Michaël staat naast de loopband en begeleidt een klant.

Wat is perifeer arterieel vaatlijden?

Bij perifeer arterieel vaatlijden, ook wel bekend als etalagebenen, is sprake van een vernauwing in de slagaders die naar de beenspieren gaan. In rust kunnen de spieren nog van voldoende bloed en dus zuurstof worden voorzien, maar bij inspanning is er een tekort. De spieren vragen dan om meer zuurstof dan de slagader door de vernauwing kan laten. Dit leidt tot krampachtige pijn of een doof gevoel bij inspanning. Deze pijn treedt vaak op in de kuiten, maar kan ook in de bovenbenen of bilspieren optreden. Na rust verdwijnt de pijn. Patiënten proberen de pijn voor anderen te maskeren door bijvoorbeeld stil te staan voor een etalage. Zo krijgen de benen rust en trekt de pijn weg. Daarom wordt de aandoening ook wel etalagebenen genoemd.

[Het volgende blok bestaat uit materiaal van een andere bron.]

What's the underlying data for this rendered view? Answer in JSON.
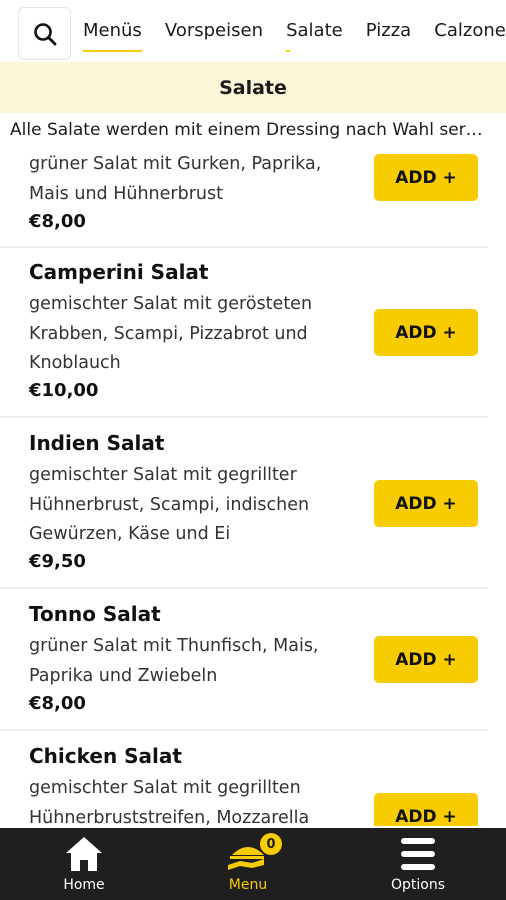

De vernauwing in de slagaders wordt veroorzaakt door slagaderverkalking die zich niet beperkt tot de slagaders in de benen. Slagaderverkalking is een langzaam proces van ophoping van bloedplaatjes, bloedcellen en cholesterol in de vaatwand. Hierdoor wordt de vaatwand nauwer en stugger. Door het geleidelijke verloop van slagaderverkalking krijgen de meeste mensen er pas op latere leeftijd last van.

Naar schatting heeft 3% procent van 55-plussers last van deze aandoening en 14% van 70-plussers. Factoren die de kans op perifeer arterieel vaatlijden vergroten en de aandoening sneller doen verergeren zijn roken, hoge bloeddruk, verhoogd cholesterol, te weinig beweging, ongezonde voeding, diabetes en overgewicht. Roken is verreweg de grootste risicofactor. Meer dan 25% van het totale risico kan toegeschreven worden aan roken.

Behandeling van perifeer arterieel vaatlijden door een gespecialiseerde fysio- of oefentherapeut

De behandeling van perifeer arterieel vaatlijden door een gespecialiseerde Chronisch ZorgNet therapeut bestaat uit een traject gesuperviseerde looptherapie met leefstijlbegeleiding, zoals beschreven in de KNGF-richtlijn symptomatisch perifeer arterieel vaatlijden. Dit is een intensief traject van een jaar. Het doel is om de loopafstand te vergroten, gerelateerde gezondheidsrisico’s te verminderen en de kwaliteit van leven te verbeteren. Daarbij wordt rekening gehouden met andere aandoeningen van de patiënt (comorbiditeit) en/of andere beperkingen.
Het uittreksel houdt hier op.